Bayesian spatial misclassification model for areal count data with applications to COVID-19.
Access changed 9/25/23.
As of December 14, 2020, there have been more than 72.1 million confirmed cases, of which more than 1.61 million have died of COVID-19 globally. In the United States, there are more than 16,200,000 confirmed cases and 299,000 COVID-19-related deaths, the most cases, and deaths of any country. However, even with the huge number of confirmed diagnoses, the public burden of the pandemic is still masked by under-reporting and misclassification. Based on the Bayesian spatial model and Poisson regression, we study two topics, aiming to provide a flexible quantitative approach for simulating and correcting the under-reporting and misclassification of COVID-19 at the US state level. Topic 1 quantifies under-reporting rates with Poisson-logistic regression, combined with the prior information derived from the results of the SARS-CoV-2 antibody sampling study, and then estimates the true case of COVID-19 in each state of the US. Topic 1 also combines the Besag-York-Mollié 2 (BYM2) model to correct the bias of parameter estimation caused by ignoring the spatial autocorrelation.

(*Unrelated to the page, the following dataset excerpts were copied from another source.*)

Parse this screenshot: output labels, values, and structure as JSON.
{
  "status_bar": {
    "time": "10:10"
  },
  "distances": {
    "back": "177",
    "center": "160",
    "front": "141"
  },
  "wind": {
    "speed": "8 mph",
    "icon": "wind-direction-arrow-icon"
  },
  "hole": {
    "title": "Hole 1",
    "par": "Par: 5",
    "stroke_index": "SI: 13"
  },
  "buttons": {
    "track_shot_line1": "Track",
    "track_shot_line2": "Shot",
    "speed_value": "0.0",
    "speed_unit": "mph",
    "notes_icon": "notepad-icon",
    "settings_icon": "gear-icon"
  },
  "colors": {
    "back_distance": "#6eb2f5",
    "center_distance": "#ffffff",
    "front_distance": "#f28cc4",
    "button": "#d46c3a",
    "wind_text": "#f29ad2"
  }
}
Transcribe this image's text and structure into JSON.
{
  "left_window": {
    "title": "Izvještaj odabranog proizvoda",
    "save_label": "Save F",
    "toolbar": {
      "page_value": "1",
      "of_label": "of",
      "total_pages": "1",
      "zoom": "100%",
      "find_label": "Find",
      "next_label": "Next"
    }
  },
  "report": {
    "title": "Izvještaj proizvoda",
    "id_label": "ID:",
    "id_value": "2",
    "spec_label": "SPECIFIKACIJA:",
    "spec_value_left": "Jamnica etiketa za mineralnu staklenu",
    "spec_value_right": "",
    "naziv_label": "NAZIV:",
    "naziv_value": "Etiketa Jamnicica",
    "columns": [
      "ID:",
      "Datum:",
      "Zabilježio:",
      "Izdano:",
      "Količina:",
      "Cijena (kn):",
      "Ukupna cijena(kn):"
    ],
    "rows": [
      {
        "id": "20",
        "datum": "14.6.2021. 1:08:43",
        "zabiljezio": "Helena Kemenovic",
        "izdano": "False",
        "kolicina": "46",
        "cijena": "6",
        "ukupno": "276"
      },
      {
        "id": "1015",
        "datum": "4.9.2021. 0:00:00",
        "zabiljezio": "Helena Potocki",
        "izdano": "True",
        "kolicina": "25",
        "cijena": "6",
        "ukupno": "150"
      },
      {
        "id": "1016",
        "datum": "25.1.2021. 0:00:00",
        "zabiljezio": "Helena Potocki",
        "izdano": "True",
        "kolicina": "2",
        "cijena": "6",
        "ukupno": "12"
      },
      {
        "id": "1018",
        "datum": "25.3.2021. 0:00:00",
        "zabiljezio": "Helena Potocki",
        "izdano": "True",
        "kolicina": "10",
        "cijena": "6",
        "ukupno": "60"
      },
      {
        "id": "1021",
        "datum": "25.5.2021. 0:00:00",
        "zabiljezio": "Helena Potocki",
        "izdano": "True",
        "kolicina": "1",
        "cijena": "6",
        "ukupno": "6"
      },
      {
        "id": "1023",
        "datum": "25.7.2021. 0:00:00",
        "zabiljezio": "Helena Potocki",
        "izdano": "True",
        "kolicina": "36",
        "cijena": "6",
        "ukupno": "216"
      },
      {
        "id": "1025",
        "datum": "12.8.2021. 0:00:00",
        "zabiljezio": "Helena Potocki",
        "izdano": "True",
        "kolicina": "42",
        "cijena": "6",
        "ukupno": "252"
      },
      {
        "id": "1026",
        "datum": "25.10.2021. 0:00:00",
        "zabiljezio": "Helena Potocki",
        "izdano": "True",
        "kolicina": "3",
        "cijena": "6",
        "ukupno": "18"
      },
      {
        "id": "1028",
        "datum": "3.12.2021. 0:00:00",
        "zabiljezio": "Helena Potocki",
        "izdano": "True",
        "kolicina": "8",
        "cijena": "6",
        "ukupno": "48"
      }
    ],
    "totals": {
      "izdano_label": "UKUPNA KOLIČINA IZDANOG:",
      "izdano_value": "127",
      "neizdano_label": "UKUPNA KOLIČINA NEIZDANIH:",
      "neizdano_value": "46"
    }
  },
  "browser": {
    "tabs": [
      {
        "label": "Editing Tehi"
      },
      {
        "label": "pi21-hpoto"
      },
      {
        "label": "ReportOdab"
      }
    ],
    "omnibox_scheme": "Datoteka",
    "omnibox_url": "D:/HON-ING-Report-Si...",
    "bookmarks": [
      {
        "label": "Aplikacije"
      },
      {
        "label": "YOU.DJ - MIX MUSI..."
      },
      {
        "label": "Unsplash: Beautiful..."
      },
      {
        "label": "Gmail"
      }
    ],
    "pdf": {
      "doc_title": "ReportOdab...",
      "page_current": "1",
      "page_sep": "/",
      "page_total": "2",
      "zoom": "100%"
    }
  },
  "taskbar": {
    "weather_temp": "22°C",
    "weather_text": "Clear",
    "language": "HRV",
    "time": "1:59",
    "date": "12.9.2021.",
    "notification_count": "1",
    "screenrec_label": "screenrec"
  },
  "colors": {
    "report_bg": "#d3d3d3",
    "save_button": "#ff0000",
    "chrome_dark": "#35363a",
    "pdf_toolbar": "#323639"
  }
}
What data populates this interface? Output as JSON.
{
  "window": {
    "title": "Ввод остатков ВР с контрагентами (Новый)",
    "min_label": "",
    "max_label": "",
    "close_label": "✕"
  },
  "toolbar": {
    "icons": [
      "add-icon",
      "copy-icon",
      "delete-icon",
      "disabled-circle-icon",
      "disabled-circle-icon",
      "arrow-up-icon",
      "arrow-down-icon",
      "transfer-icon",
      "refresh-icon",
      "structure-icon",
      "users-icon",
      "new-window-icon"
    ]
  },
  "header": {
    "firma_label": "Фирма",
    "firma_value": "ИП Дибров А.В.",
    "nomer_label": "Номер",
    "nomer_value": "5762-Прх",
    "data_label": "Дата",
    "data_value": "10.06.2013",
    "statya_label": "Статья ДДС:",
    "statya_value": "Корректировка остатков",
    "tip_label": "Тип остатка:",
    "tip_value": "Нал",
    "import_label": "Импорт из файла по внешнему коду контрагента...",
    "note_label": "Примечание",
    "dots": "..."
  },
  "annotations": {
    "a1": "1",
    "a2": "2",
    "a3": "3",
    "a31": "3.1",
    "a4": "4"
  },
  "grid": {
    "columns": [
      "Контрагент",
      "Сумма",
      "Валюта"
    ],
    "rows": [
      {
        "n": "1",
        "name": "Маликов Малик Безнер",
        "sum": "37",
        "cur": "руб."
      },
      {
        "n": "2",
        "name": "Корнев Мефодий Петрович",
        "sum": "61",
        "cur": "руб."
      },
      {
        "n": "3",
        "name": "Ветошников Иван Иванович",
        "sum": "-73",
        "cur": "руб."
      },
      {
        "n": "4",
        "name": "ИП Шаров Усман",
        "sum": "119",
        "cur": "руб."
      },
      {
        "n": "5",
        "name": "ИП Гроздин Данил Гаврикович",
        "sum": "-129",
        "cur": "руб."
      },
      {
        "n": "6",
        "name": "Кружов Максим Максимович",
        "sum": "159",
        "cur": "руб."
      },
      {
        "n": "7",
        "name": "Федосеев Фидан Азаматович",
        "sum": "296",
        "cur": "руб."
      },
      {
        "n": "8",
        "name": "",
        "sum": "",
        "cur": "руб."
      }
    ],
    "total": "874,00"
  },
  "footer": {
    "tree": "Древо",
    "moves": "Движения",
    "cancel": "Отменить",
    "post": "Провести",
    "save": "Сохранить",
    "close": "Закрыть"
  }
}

Topic 2 proposes a bivariate Bayesian spatial misclassification model, which can simultaneously calibrate the misclassification of two counts of the same area (for example, state or county). Deaths related to COVID-19 are considered to be misclassified to other causes and vice versa (although the latter case is relatively fewer). In addition, because the number of deaths at the state level shows obvious spatial similarity, BYM2 random effects are included to explain the variability beyond the covariates. Our model was applied to state-level COVID-19 deaths and other deaths, achieving satisfactory results that can be a reference for estimating the true COVID-19 deaths. Topic 3 proposes and discusses the determination of sample size based on skew-normal distribution. This method adopts Bayesian intensive simulation to overcome limitations of closed-form approximation and normality assumption while ensuring sufficient statistical power and nominal coverage of confidence interval (or credible set). Our approach demonstrates good performance and application prospects.